D’altra parte, abbondano anche molti testi che si limitano a delineare una sorta di interpretazione marxista della storia, fondando la propria spiegazione su un continuo ricorso al confronto metafisico tra proletari e riformisti, rivoluzionari e borghesi ecc., riversando l’esperienza veramente preziosa di un periodo terribile nello schema del suo fraintendimento adialettico della storia. Per questo tipo di analisi, la principale delle quali è quella pubblicata dal GCI, i problemi più importanti del periodo passano inosservati perché, essendo manifestazioni particolari di un problema generale, esulano dal suo quadro scolastico di interpretazione, che pensa di risolvere tutto e sempre con formule vaghe.

Da parte nostra, il lavoro fin qui svolto ci permette di trarre alcune conclusioni che vale la pena sottolineare ancora una volta.

- Trattare la storia “particolare” della Spagna secondo la visione della dottrina marxista: passare dalla storia delle rivoluzioni borghesi in Spagna e dallo svolto decisivo del 1868 alla lotta di classe proletaria su scala nazionale, ci aiuta a individuare una linea storica molto netta che segna il corso della lotta politica del proletariato al di là delle fantasie libertarie e riformiste su un particolare DNA della classe operaia spagnola.

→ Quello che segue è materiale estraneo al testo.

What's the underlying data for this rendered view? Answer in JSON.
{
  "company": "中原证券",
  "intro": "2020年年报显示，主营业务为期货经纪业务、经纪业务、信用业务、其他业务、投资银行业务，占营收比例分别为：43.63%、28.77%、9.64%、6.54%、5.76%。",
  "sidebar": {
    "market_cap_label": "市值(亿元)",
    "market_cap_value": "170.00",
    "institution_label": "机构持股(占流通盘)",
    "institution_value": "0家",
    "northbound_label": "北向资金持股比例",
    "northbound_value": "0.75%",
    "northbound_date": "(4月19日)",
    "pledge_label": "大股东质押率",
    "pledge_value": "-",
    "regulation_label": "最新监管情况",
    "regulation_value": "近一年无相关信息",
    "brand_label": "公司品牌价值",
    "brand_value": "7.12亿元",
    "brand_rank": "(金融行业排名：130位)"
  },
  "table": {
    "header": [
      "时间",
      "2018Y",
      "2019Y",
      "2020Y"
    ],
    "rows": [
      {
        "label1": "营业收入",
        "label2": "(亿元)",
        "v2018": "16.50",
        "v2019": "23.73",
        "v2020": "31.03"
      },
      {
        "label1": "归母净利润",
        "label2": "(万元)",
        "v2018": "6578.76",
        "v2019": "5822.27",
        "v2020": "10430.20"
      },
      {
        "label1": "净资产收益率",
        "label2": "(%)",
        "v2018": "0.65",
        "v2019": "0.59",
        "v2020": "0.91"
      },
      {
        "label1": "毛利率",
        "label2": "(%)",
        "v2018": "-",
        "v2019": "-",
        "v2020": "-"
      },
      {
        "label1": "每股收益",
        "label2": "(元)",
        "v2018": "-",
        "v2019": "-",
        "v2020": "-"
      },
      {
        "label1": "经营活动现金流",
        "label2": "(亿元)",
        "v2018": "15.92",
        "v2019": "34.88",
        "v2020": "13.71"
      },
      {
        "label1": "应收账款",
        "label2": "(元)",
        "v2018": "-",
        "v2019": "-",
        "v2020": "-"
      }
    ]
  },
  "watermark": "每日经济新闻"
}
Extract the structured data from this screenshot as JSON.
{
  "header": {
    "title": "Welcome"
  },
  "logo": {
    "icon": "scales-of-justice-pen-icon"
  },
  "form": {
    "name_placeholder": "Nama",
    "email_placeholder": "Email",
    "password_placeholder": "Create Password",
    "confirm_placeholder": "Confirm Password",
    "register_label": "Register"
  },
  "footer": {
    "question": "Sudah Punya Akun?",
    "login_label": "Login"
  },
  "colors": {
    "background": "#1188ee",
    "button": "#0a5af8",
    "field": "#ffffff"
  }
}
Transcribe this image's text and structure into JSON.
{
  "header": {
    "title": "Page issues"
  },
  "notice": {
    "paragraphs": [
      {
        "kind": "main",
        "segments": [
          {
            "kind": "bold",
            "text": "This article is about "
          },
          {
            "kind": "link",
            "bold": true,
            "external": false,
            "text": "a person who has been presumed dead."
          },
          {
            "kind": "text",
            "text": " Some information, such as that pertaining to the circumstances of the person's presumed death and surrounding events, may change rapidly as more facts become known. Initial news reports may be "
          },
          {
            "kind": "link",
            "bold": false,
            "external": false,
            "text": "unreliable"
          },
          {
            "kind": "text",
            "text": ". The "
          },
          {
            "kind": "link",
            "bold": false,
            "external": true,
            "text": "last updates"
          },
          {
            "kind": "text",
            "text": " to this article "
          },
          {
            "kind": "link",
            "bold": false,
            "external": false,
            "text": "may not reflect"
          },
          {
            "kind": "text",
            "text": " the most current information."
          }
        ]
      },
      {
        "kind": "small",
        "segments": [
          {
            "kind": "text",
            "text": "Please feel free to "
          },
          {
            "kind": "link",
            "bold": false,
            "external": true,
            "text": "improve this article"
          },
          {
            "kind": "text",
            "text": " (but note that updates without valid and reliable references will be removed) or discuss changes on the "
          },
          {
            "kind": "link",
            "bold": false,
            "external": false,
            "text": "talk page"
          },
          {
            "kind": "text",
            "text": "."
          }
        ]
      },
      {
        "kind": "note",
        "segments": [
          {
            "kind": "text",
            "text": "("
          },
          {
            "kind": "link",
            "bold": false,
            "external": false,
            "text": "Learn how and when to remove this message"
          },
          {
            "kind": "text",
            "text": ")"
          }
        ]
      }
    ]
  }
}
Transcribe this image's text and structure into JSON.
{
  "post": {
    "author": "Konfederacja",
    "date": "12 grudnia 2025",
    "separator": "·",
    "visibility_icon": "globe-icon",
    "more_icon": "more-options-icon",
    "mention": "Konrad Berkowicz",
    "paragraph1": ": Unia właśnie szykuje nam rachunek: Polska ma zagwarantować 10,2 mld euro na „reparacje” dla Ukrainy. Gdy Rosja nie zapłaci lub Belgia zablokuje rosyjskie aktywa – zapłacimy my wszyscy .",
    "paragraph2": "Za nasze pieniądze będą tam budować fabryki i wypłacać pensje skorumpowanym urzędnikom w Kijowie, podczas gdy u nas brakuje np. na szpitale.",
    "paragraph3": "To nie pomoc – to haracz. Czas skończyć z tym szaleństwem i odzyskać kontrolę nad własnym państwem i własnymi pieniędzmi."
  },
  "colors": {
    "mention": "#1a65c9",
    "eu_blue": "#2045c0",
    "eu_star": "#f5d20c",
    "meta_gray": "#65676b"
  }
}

- Ancorare, inoltre, questa storia con le tesi del socialismo rivoluzionario di Engels e Lafargue: il passaggio storico del periodo in cui la borghesia spagnola costituisce una classe rivoluzionaria che affronta le vestigia dell’Antico Regime, non si risolve idealmente. Alle soglie del 1874, il proletariato spagnolo doveva ancora imboccare un percorso tortuoso in cui la perdita di direzione da parte dei marxisti che rimisero in piedi il Partito Socialista e l’incapacità delle successive generazioni di comunisti rivoluzionari di raddrizzare la situazione (nel 1920 il Partito Comunista e, successivamente, le correnti legate a Trotsky e, in misura minore, a Nin) portarono alla tragica sconfitta degli anni Trenta, al centro della quale vi fu proprio la drammatica assenza del Partito di classe.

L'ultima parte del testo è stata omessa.